The United States, Japan, and Taiwan should explore new avenues of cooperation and communication between their three coast guards.

  1. Cooperation should focus on less politically sensitive and humanitarian issues, such as Search and Rescue. Law enforcement activities, such as drug interdiction and responding to illegal, unreported, and unregulated (IUU) fishing, may also be an area for cooperation. Invite China to participate, so long as it does not set preconditions.
  2. Communication should prioritize information sharing to improve Maritime Domain Awareness of difficult or dangerous situations. Communication sharing can start with the three coast guards’ liaisons.
  3. The three coastguards need to develop a mutual understanding of their missions, authorities, and priorities so that they can better cooperate. Expanding coast guard academy exchanges could provide opportunities for deepening this understanding and building bridges for partnership. Joint exercises and aligning operating procedures, while more sensitive, would be useful forms of concrete cooperation.
  4. Consider an agreement between the three coast guards on maritime cooperation.
  5. Expand partnerships with other coast guards as well, such as in regions where the three partners share diplomatic allies, like the Pacific Ocean.
  6. Japan’s Coast Guard should seek closer cooperation with the Maritime Self-Defense Forces, in particular regarding the transition from JCG to MSDF control of a situation at sea.

The three partners should regularize and institutionalize dialogues and other opportunities to encourage communication at the political level.

  1. Institutionalize the Taiwan-Japan Maritime Affairs Cooperation Dialogue and the Fishery Cooperation Working Group.
  2. Hold regular legislator talks between the Japan and Taiwan ruling parties.
  3. Ensure ongoing dialogue with Chinese political leaders to avoid miscalculations, especially during a crisis.

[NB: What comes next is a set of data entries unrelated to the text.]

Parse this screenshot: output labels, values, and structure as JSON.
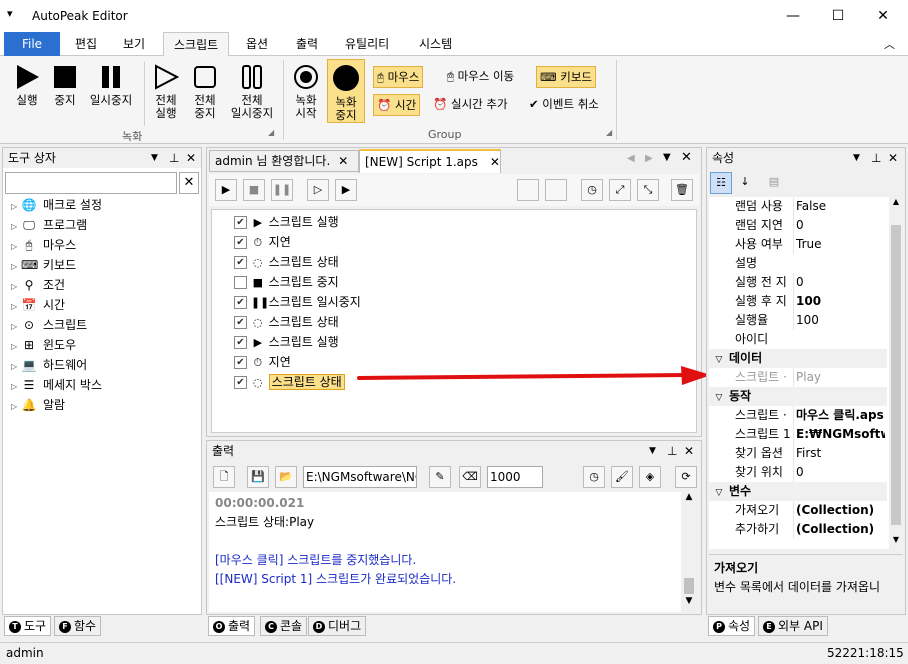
{
  "window": {
    "title": "AutoPeak Editor",
    "minimize": "—",
    "maximize": "☐",
    "close": "✕",
    "quick_access": "▾"
  },
  "menu": {
    "file": "File",
    "tabs": [
      "편집",
      "보기",
      "스크립트",
      "옵션",
      "출력",
      "유틸리티",
      "시스템"
    ],
    "collapse": "︿"
  },
  "ribbon": {
    "play": "실행",
    "stop": "중지",
    "pause": "일시중지",
    "all_play_1": "전체",
    "all_play_2": "실행",
    "all_stop_1": "전체",
    "all_stop_2": "중지",
    "all_pause_1": "전체",
    "all_pause_2": "일시중지",
    "group_record": "녹화",
    "rec_start_1": "녹화",
    "rec_start_2": "시작",
    "rec_stop_1": "녹화",
    "rec_stop_2": "중지",
    "mouse": "마우스",
    "mouse_move": "마우스 이동",
    "keyboard": "키보드",
    "time": "시간",
    "realtime_add": "실시간 추가",
    "event_cancel": "이벤트 취소",
    "group_group": "Group"
  },
  "toolbox": {
    "title": "도구 상자",
    "items": [
      "매크로 설정",
      "프로그램",
      "마우스",
      "키보드",
      "조건",
      "시간",
      "스크립트",
      "윈도우",
      "하드웨어",
      "메세지 박스",
      "알람"
    ],
    "tab_tools": "도구",
    "tab_functions": "함수"
  },
  "doc_tabs": {
    "welcome": "admin 님 환영합니다.",
    "script": "[NEW] Script 1.aps"
  },
  "script_rows": [
    {
      "checked": true,
      "icon": "▶",
      "label": "스크립트 실행"
    },
    {
      "checked": true,
      "icon": "⏱",
      "label": "지연"
    },
    {
      "checked": true,
      "icon": "◌",
      "label": "스크립트 상태"
    },
    {
      "checked": false,
      "icon": "■",
      "label": "스크립트 중지"
    },
    {
      "checked": true,
      "icon": "❚❚",
      "label": "스크립트 일시중지"
    },
    {
      "checked": true,
      "icon": "◌",
      "label": "스크립트 상태"
    },
    {
      "checked": true,
      "icon": "▶",
      "label": "스크립트 실행"
    },
    {
      "checked": true,
      "icon": "⏱",
      "label": "지연"
    },
    {
      "checked": true,
      "icon": "◌",
      "label": "스크립트 상태",
      "selected": true
    }
  ],
  "output": {
    "title": "출력",
    "path": "E:\\NGMsoftware\\NG",
    "count": "1000",
    "lines": [
      {
        "text": "00:00:00.021",
        "color": "#888888",
        "bold": true
      },
      {
        "text": "스크립트 상태:Play",
        "color": "#000000",
        "bold": false
      },
      {
        "text": "",
        "color": "#000000",
        "bold": false
      },
      {
        "text": "[마우스 클릭] 스크립트를 중지했습니다.",
        "color": "#1a2bc8",
        "bold": false
      },
      {
        "text": "[[NEW] Script 1] 스크립트가 완료되었습니다.",
        "color": "#1a2bc8",
        "bold": false
      }
    ],
    "tab_output": "출력",
    "tab_console": "콘솔",
    "tab_debug": "디버그"
  },
  "properties": {
    "title": "속성",
    "rows_top": [
      {
        "name": "랜덤 사용",
        "value": "False",
        "bold": false
      },
      {
        "name": "랜덤 지연",
        "value": "0",
        "bold": false
      },
      {
        "name": "사용 여부",
        "value": "True",
        "bold": false
      },
      {
        "name": "설명",
        "value": "",
        "bold": false
      },
      {
        "name": "실행 전 지",
        "value": "0",
        "bold": false
      },
      {
        "name": "실행 후 지",
        "value": "100",
        "bold": true
      },
      {
        "name": "실행율",
        "value": "100",
        "bold": false
      },
      {
        "name": "아이디",
        "value": "",
        "bold": false
      }
    ],
    "cat_data": "데이터",
    "data_row": {
      "name": "스크립트 ·",
      "value": "Play"
    },
    "cat_action": "동작",
    "rows_action": [
      {
        "name": "스크립트 ·",
        "value": "마우스 클릭.aps",
        "bold": true
      },
      {
        "name": "스크립트 1",
        "value": "E:₩NGMsoftware",
        "bold": true
      },
      {
        "name": "찾기 옵션",
        "value": "First",
        "bold": false
      },
      {
        "name": "찾기 위치",
        "value": "0",
        "bold": false
      }
    ],
    "cat_var": "변수",
    "rows_var": [
      {
        "name": "가져오기",
        "value": "(Collection)",
        "bold": true
      },
      {
        "name": "추가하기",
        "value": "(Collection)",
        "bold": true
      }
    ],
    "desc_title": "가져오기",
    "desc_text": "변수 목록에서 데이터를 가져옵니",
    "tab_props": "속성",
    "tab_api": "외부 API"
  },
  "status": {
    "user": "admin",
    "time": "52221:18:15"
  },
  "colors": {
    "accent": "#2b6fd1",
    "highlight": "#fbe08c",
    "arrow": "#e01010"
  }
}
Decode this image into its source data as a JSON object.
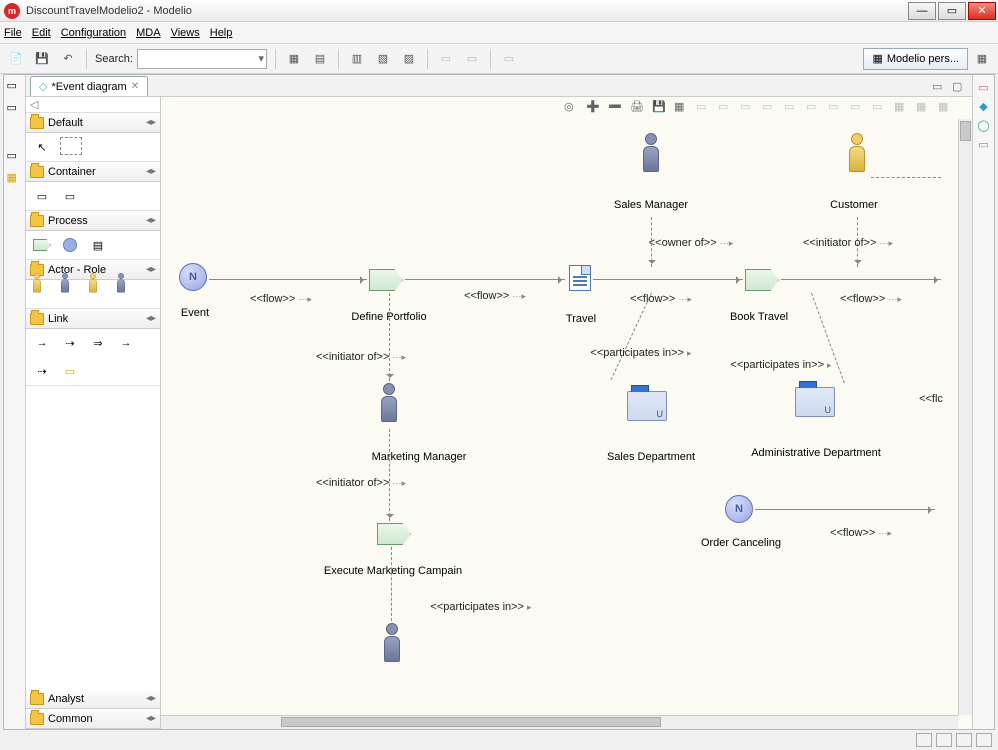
{
  "window": {
    "title": "DiscountTravelModelio2 - Modelio"
  },
  "menu": {
    "file": "File",
    "edit": "Edit",
    "configuration": "Configuration",
    "mda": "MDA",
    "views": "Views",
    "help": "Help"
  },
  "toolbar": {
    "search_label": "Search:",
    "perspective": "Modelio pers..."
  },
  "tab": {
    "event_diagram": "*Event diagram"
  },
  "palette": {
    "default": "Default",
    "container": "Container",
    "process": "Process",
    "actor_role": "Actor - Role",
    "link": "Link",
    "analyst": "Analyst",
    "common": "Common"
  },
  "diagram": {
    "sales_manager": "Sales Manager",
    "customer": "Customer",
    "event": "Event",
    "define_portfolio": "Define Portfolio",
    "travel": "Travel",
    "book_travel": "Book Travel",
    "marketing_manager": "Marketing Manager",
    "execute_campaign": "Execute Marketing Campain",
    "sales_department": "Sales Department",
    "admin_department": "Administrative Department",
    "order_canceling": "Order Canceling",
    "flow": "<<flow>>",
    "owner_of": "<<owner of>>",
    "initiator_of": "<<initiator of>>",
    "participates_in": "<<participates in>>",
    "flc": "<<flc"
  }
}
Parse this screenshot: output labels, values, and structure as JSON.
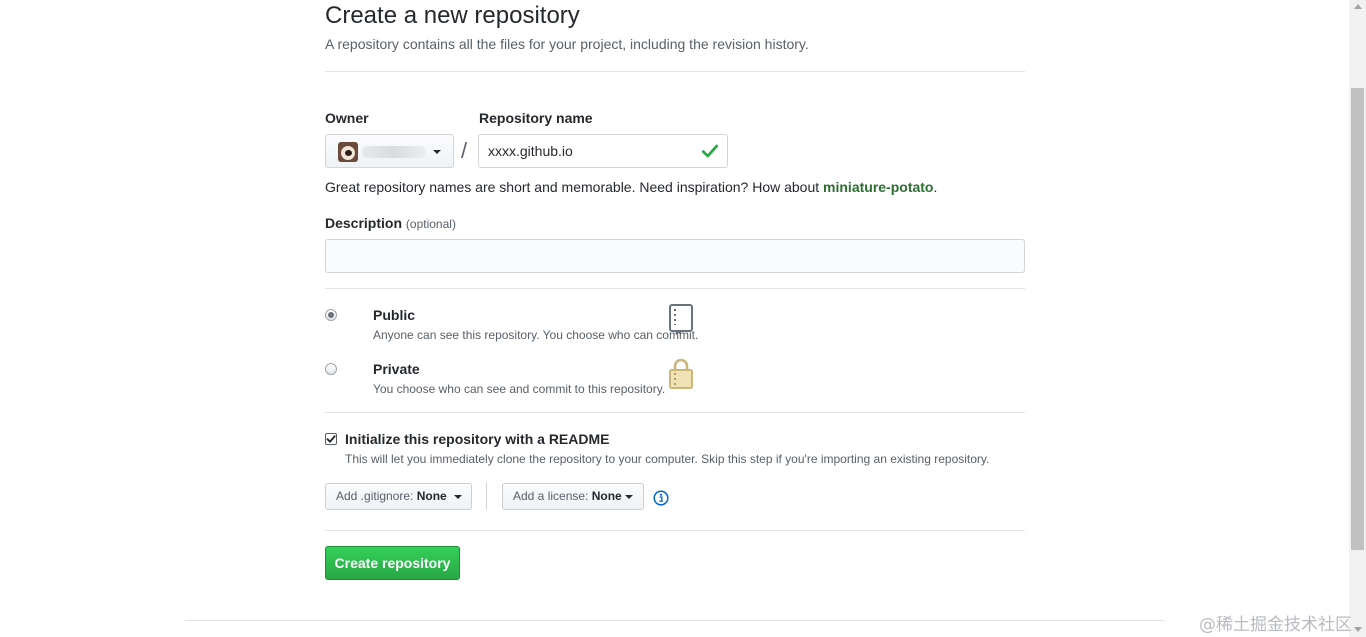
{
  "page": {
    "title": "Create a new repository",
    "subtitle": "A repository contains all the files for your project, including the revision history."
  },
  "owner": {
    "label": "Owner"
  },
  "repo": {
    "label": "Repository name",
    "separator": "/",
    "value": "xxxx.github.io",
    "hint_prefix": "Great repository names are short and memorable. Need inspiration? How about ",
    "suggestion": "miniature-potato",
    "hint_suffix": "."
  },
  "description": {
    "label": "Description",
    "optional": "(optional)",
    "value": ""
  },
  "visibility": {
    "selected": "public",
    "public": {
      "title": "Public",
      "note": "Anyone can see this repository. You choose who can commit."
    },
    "private": {
      "title": "Private",
      "note": "You choose who can see and commit to this repository."
    }
  },
  "readme": {
    "checked": true,
    "label": "Initialize this repository with a README",
    "note": "This will let you immediately clone the repository to your computer. Skip this step if you're importing an existing repository."
  },
  "gitignore": {
    "prefix": "Add .gitignore:",
    "value": "None"
  },
  "license": {
    "prefix": "Add a license:",
    "value": "None"
  },
  "create_button": "Create repository",
  "watermark": "@稀土掘金技术社区",
  "colors": {
    "accent_green": "#28a745",
    "suggestion_green": "#2c6e2f",
    "info_blue": "#0366d6"
  },
  "icons": [
    "check-icon",
    "repo-icon",
    "lock-icon",
    "info-icon",
    "caret-down-icon",
    "checkbox-check-icon"
  ]
}
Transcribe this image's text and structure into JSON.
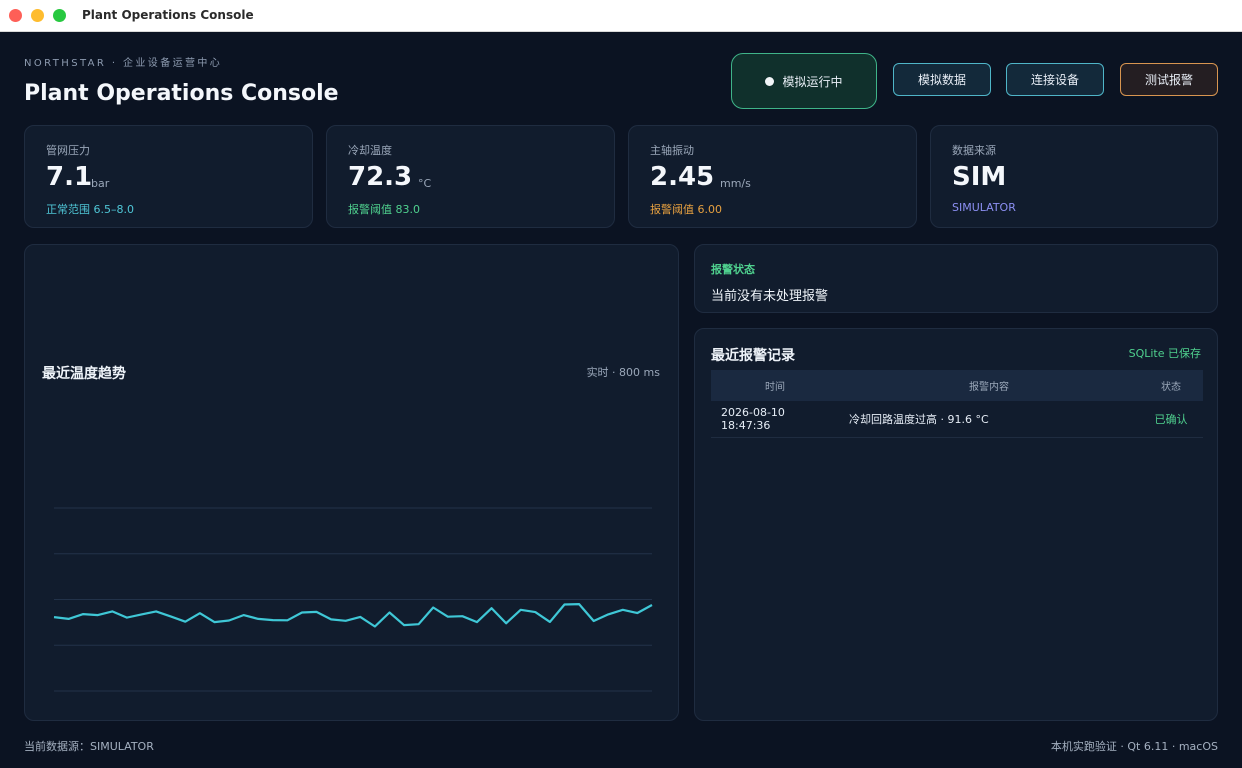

The three partners should work together to strengthen international norms at sea and raise awareness of maritime safety issues around the globe.

  1. Enforce existing norms and rules, including international law.
  2. Explore creative, nonmilitary options for responding to gray-zone activities, such as diplomacy or sanctions. Establish norms and rules for the gray zone, even if some actors do not participate.
  3. Publicize violations of norms or the rule of law to increase awareness, especially among lawmakers. This will also serve as a deterrent to violators. Civil society organizations may help to fill this information gap, such as on maritime law enforcement issues like IUU fishing.